A: Certain side effects may be experienced after sclerotherapy. Larger injected varicose veins may become lumpy and hard for several months before resolving. Raised red areas may appear at the injection sites and should disappear within a few days. Brown lines or a spot (hyper pigmentation) on the skin may be noted at the site of injection, possibly caused by a form of iron that escapes from the injected veins. In most cases, they disappear within 3-6 months, but can be permanent about 5 percent of the time. Bruising may occur around the injection site and can last several days or weeks. Your legs will look worse before they look better.

Q: How many treatments are needed?
A: We will give you an estimate of the number of sessions needed to obtain your goal. Occasionally areas may need additional re-treatment or “touch ups”.

Q: Do I have to elevate my legs after the procedure, and if so, for how long?
A: First, we encourage all patients to walk as much as possible after the procedure. However, while you are resting or if you plan to be stationary for an extended period of time, elevating your legs is important to help reduce swelling and prevent any remaining blood from pooling in the treated vein. If you are going to be sitting for a while, your legs should be elevated as much as possible for the first week after the procedure. You do not have to sleep with your legs elevated.

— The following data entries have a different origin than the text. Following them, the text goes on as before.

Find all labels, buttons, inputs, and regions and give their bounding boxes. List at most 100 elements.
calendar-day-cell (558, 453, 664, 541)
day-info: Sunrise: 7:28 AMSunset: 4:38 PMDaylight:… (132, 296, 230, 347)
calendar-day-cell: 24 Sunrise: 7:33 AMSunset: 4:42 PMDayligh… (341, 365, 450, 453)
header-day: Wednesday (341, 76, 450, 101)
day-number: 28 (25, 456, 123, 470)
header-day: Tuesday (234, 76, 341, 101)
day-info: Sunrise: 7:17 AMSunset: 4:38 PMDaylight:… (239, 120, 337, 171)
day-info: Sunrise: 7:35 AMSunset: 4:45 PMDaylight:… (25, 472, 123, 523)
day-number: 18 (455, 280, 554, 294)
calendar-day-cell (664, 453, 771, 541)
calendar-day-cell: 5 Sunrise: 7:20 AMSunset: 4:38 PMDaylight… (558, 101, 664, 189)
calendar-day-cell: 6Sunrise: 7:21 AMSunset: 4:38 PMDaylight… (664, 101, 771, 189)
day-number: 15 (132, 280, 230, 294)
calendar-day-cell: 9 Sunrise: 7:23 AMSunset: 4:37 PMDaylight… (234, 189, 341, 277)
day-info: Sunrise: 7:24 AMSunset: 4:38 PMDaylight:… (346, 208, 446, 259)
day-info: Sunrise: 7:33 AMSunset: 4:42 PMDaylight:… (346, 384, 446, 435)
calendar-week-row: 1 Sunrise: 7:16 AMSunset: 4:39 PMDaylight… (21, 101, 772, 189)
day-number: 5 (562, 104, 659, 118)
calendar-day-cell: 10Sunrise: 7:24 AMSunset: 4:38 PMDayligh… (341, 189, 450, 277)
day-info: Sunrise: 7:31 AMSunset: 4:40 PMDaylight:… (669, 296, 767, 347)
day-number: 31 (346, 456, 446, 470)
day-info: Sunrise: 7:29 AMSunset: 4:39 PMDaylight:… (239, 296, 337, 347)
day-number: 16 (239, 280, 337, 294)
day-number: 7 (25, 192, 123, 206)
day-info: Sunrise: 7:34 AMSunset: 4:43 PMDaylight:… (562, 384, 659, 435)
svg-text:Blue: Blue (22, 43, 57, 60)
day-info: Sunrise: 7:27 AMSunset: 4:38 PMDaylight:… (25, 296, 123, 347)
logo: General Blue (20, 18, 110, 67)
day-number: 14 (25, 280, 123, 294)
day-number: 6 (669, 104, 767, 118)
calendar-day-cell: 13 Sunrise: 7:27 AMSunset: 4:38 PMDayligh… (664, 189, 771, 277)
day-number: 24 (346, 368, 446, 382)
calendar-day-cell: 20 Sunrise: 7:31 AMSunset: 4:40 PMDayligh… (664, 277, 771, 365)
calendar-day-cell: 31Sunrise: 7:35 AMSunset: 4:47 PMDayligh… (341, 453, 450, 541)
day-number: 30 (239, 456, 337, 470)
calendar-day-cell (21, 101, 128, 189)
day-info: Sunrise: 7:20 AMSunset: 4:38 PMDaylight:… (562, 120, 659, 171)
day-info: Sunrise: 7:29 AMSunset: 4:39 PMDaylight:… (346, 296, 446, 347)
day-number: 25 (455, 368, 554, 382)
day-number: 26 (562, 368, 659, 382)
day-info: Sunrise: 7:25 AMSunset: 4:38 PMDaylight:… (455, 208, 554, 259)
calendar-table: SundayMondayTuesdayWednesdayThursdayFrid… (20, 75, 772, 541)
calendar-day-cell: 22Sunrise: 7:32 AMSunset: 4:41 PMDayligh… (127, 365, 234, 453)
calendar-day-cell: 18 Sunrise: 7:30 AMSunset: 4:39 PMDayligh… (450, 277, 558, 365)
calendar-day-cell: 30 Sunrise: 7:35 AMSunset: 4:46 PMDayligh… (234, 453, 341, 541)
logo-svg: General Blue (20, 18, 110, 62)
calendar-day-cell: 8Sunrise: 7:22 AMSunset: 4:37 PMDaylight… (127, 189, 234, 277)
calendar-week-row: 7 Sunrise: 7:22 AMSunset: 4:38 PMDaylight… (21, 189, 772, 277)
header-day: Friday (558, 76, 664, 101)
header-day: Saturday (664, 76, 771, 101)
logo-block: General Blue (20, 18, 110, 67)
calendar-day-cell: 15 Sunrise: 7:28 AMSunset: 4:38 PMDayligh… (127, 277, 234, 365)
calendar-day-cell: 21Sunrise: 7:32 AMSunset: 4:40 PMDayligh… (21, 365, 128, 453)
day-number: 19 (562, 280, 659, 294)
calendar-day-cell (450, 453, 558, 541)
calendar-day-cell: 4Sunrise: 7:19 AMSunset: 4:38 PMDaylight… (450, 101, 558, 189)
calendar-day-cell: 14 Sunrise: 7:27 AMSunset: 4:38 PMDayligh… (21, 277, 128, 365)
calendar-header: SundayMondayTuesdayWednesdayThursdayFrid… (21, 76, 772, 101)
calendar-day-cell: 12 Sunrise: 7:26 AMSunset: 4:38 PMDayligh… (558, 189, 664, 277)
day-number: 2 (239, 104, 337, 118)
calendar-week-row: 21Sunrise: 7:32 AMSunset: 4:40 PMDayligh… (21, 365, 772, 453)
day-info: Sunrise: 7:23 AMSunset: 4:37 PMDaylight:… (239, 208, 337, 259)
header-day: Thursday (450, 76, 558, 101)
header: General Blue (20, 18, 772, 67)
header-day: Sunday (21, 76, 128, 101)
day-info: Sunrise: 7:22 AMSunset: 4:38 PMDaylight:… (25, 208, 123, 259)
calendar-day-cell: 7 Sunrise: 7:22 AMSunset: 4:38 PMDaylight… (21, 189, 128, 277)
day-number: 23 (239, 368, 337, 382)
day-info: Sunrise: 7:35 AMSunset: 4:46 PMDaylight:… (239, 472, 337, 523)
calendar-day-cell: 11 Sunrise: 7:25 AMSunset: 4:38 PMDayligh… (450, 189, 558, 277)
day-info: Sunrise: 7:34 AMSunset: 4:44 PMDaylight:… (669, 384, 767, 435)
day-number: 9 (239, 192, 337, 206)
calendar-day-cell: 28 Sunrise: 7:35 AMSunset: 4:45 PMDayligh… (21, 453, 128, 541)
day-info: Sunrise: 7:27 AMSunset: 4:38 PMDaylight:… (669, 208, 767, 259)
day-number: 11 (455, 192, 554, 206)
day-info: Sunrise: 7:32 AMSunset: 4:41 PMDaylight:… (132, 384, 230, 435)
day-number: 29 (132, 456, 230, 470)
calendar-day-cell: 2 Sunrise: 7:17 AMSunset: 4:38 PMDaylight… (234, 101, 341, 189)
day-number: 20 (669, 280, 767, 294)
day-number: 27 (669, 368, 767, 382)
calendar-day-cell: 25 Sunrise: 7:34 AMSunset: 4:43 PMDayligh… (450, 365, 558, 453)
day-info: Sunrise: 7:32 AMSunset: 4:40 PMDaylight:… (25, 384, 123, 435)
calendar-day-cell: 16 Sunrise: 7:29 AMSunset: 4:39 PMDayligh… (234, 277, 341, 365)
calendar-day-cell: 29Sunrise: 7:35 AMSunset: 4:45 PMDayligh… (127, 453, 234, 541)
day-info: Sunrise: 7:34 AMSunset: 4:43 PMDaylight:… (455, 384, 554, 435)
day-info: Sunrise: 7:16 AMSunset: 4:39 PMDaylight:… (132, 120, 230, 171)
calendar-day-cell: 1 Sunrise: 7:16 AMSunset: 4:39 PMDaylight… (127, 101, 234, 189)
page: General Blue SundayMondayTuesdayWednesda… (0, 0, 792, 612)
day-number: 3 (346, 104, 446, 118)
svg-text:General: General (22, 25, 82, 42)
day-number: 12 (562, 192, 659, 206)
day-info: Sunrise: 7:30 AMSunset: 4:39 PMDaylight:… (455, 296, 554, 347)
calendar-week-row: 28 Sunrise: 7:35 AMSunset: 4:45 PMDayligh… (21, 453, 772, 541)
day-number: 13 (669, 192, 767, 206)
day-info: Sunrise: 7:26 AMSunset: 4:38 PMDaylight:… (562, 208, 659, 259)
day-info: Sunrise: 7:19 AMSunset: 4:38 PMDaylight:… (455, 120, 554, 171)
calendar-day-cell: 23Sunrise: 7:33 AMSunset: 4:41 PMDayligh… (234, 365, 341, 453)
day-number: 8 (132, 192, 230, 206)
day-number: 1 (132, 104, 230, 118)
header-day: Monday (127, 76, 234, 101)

Q: How long do I have to wear compression stockings after the procedure?
A: Compression stockings are essential to a successful recovery and prevent adverse side effects after surgery. You must wear compression stockings for the first 24 hours after the procedure. After that time, you should continue to wear them for the next 14 days at all times, except when sleeping.

Q: Will my insurance cover sclerotherapy?
A: Typically treatment of spider veins and reticular veins (green veins) are considered a cosmetic treatment and therefore insurance companies WILL NOT cover the treatment. At the time of your consultation, The Doctor will determine if your vein treatment is cosmetic or medically necessary.